I don’t know exactly what’s behind my feelings of anxiety. All I know is at night my heart races with general fear and nerves. I’ve started taking St. Johns Wart pills (a natural remedy for mild feelings of unease) in a bid to… well… calm myself.
Perhaps this is all a manifestation of the stress from a difficult year and the uncertainty of the future. There’s no obvious end to the Covid-19 pandemic, so normal activities are curtailed until… when? When do we get to see family and friends again? Events and parties and just going out for a meal at a restaurant (I know we can sorta do the last one but not properly) – when does it all return to normal?
No one has a clue. We might be months away from a vaccine, or years. This virus might be with us for ages, affecting our lives until as a collective we decide that we’re beyond fed up and return to normal lives, and the consequences be damned. This is a frightening possibility, because we’re all reaching our wit’s end with this thing. I myself have had the selfish thought ‘let’s just return to our normal lives, because we can’t sustain this’. I know it selfish, and I won’t actually endorse such a move, but I want to be free to go to the cinema, to take my wife and daughter out for a meal, to hop on the train and see my Mum and Dad, and to actually do all the things I miss doing.
Nothing is helped by confusing rules and an inconsistent application of those rules. The Tories don’t know what they’re doing, so neither does anyone else. Adding to the uncertain future is Brexit, which isn’t really bothering me because of everything else, even though it should, because we’re lurching toward the worst possible outcome of that, and we have no idea what the consequences will be.
Anyway, venting this has already made me feel a bit better. Despite what you see on this blog, actually talking and getting truly personal… that’s quite hard for me. Baring my soul is not something I do often, even with those closest to me.
Writing and re-writing
The lengthy process of updating The Awakening continues. This may emerge as a virtually new story that just so happens to involve the same characters as before, or it will emerge as a retooled version of the original. Going over so many pages of work is time-consuming and I have no idea when I’ll be done.
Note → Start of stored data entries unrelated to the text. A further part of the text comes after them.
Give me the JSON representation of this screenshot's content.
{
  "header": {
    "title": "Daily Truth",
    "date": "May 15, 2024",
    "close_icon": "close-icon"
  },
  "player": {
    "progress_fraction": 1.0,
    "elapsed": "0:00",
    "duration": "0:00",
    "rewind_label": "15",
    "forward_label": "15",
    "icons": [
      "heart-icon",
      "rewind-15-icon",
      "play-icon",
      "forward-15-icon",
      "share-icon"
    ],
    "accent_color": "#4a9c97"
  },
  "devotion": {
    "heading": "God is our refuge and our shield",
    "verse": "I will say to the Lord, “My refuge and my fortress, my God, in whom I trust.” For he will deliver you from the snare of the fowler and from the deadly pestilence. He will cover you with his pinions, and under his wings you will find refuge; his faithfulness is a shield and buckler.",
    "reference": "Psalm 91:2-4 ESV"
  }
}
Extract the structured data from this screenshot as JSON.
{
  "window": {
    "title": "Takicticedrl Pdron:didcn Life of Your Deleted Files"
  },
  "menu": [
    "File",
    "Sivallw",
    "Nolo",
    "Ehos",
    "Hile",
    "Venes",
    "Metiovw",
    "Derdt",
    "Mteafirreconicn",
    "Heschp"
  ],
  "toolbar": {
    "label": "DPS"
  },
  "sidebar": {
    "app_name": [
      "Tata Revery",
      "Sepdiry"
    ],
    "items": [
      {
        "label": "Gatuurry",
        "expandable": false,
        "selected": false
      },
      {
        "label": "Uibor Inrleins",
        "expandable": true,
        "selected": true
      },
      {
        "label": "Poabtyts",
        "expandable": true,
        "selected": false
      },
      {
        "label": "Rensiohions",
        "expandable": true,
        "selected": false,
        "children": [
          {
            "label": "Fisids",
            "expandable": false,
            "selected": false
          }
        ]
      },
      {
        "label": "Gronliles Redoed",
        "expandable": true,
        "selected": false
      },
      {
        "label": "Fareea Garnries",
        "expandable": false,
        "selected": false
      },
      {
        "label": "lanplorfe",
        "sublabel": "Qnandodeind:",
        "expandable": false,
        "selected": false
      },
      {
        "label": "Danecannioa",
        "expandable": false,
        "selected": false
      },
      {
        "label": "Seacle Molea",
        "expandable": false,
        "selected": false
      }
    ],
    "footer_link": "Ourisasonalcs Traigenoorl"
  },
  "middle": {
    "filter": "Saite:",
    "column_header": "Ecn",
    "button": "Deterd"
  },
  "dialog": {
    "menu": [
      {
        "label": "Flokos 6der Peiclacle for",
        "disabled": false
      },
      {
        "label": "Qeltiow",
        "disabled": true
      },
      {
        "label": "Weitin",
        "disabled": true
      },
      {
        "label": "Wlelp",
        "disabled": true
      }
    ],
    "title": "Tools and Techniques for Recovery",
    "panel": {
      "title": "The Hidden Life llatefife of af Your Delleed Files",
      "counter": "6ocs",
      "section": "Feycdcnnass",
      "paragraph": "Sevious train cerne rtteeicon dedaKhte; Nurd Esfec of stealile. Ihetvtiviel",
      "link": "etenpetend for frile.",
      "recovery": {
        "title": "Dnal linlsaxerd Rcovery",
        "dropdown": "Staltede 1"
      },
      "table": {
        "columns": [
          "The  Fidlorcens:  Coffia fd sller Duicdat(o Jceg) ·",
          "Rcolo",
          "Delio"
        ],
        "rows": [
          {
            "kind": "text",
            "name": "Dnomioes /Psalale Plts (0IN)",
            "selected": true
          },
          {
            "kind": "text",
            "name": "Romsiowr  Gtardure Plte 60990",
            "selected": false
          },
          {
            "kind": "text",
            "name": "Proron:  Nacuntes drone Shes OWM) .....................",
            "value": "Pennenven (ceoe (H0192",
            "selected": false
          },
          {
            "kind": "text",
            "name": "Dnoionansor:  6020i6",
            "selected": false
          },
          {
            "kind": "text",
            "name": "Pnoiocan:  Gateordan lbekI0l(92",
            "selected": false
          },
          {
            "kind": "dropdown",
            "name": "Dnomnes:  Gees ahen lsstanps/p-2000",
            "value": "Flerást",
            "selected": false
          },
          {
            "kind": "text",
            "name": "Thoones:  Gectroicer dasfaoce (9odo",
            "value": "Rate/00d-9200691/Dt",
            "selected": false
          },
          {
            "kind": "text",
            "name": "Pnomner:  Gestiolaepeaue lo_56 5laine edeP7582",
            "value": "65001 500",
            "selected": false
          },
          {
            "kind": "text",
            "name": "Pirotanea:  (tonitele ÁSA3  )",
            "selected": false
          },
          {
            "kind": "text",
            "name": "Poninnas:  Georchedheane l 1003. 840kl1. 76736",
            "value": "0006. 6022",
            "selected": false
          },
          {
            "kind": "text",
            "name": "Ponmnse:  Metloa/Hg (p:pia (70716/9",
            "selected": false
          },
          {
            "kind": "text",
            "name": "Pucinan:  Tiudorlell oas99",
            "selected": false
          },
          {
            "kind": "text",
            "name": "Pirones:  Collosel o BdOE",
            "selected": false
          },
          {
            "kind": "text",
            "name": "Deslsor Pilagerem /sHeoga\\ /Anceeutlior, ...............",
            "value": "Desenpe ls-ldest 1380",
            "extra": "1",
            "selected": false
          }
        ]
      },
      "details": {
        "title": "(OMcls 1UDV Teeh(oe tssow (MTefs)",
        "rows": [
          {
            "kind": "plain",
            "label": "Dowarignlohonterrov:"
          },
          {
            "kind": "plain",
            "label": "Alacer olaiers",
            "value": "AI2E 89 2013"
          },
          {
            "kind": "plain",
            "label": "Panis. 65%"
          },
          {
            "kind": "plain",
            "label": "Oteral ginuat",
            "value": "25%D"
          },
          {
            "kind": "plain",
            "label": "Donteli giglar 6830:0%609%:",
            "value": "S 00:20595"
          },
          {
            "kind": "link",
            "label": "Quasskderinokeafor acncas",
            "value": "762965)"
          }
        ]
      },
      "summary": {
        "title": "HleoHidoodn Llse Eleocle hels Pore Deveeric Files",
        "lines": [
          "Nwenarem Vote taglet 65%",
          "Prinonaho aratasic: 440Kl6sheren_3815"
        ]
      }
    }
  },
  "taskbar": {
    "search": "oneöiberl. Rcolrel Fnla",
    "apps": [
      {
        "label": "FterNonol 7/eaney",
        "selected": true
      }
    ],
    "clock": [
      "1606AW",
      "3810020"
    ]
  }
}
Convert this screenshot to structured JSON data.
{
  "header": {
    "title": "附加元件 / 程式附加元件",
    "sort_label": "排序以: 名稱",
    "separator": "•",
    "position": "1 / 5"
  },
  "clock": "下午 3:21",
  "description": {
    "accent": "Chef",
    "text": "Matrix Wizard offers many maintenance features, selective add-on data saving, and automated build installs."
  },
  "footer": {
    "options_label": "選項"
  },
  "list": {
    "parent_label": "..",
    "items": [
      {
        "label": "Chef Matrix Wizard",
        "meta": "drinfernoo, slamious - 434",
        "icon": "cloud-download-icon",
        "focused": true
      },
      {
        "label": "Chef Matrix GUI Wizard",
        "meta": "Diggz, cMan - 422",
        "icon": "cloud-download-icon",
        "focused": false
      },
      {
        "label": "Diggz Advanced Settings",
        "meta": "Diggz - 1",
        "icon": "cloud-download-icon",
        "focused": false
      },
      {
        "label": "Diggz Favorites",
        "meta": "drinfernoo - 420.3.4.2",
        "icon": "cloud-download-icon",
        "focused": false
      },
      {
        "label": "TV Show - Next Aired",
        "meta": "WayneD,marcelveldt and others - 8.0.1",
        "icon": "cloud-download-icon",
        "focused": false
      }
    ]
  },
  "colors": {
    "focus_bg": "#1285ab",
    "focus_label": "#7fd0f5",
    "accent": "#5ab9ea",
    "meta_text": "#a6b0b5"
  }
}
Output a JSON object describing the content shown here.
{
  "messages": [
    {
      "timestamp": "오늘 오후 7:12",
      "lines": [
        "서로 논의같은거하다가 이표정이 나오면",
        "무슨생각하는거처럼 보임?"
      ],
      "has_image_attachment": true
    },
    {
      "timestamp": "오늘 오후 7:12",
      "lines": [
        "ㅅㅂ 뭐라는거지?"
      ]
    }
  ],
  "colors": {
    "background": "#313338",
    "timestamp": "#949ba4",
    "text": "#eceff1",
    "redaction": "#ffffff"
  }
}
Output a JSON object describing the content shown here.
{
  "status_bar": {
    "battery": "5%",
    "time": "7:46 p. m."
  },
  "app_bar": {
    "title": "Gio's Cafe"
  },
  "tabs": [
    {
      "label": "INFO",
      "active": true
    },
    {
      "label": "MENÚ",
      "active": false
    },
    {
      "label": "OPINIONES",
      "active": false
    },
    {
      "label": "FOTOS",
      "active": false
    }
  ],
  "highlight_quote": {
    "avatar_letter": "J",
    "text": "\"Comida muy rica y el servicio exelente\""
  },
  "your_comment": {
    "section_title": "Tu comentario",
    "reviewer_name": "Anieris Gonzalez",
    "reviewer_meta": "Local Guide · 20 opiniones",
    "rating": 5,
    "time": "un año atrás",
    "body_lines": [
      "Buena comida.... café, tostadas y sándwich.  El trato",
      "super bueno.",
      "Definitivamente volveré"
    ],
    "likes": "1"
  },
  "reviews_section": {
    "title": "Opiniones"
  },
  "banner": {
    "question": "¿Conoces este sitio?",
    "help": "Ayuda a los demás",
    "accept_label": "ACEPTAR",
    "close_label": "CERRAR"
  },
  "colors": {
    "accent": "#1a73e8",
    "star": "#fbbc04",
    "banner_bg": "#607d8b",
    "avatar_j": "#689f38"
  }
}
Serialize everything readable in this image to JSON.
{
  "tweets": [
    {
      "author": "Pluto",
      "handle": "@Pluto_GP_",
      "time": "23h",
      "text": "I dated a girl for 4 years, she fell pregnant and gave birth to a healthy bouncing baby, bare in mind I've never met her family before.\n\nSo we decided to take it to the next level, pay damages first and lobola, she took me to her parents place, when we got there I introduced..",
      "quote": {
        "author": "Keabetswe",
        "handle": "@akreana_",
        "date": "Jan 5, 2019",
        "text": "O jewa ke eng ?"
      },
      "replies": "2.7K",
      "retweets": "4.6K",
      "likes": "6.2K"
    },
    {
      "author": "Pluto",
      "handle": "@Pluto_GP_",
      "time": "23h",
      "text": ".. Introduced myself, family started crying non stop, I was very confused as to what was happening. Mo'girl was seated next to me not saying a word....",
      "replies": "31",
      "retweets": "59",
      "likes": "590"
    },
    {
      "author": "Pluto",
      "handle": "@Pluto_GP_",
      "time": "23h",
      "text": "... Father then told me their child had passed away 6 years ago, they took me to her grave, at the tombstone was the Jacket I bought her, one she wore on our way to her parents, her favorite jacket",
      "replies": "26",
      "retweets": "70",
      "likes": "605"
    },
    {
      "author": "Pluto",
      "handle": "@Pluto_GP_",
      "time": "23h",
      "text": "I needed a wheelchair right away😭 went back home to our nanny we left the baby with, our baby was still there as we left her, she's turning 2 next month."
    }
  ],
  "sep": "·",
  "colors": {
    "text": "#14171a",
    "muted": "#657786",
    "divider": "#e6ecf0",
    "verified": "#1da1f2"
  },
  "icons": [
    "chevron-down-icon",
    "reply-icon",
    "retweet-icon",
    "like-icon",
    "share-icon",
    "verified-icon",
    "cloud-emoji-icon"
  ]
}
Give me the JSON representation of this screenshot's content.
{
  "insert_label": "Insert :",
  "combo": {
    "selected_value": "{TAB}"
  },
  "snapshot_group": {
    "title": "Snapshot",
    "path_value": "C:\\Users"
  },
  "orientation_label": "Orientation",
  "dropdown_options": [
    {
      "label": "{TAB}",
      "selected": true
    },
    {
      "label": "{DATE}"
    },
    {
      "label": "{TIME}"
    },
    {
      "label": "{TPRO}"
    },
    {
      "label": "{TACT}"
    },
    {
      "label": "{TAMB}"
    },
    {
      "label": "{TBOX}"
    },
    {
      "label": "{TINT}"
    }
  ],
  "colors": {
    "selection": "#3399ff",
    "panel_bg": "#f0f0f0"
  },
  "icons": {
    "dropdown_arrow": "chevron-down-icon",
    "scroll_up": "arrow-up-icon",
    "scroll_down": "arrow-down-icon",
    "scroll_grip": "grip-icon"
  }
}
In the meantime, the original interpretation is out there. I’d be honoured if people were to buy it, read it, and of course, review it.
Unfortunately getting the time to re-write my book is proving to be quite a challenge. When I have a day off work I can’t usually get on the laptop during the day and carrying out such work on the phone is next to impossible. This is frustrating, for my brain is at its most creative during the morning. Still, progress has been made. I’ve squeezed what time I’ve been able to get to get two chapters out of the way, with the latest chapter coming along nicely.
By the way, if you have bought The Awakening, I am well aware it speaks of a trilogy. The updated version is likely to be the entire story, though we’ll see how it goes.
We all do it. We all get things wrong. I made a mistake with an order for a customer and I’m annoyed at myself for it. In the grand scheme of things it’s not major or life-changing, but it’s irritating to me. I’d like to think by my age that I’d be a little better at things in general, due to experience if nothing else. Maybe I shouldn’t beat myself up over this so much – no one is perfect and I need to stop being my own worst enemy. Naturally, this hasn’t helped my anxious feelings.
One day at a time. One situation at a time. In the case of The Awakening, one page at a time. Everything will come good in the end.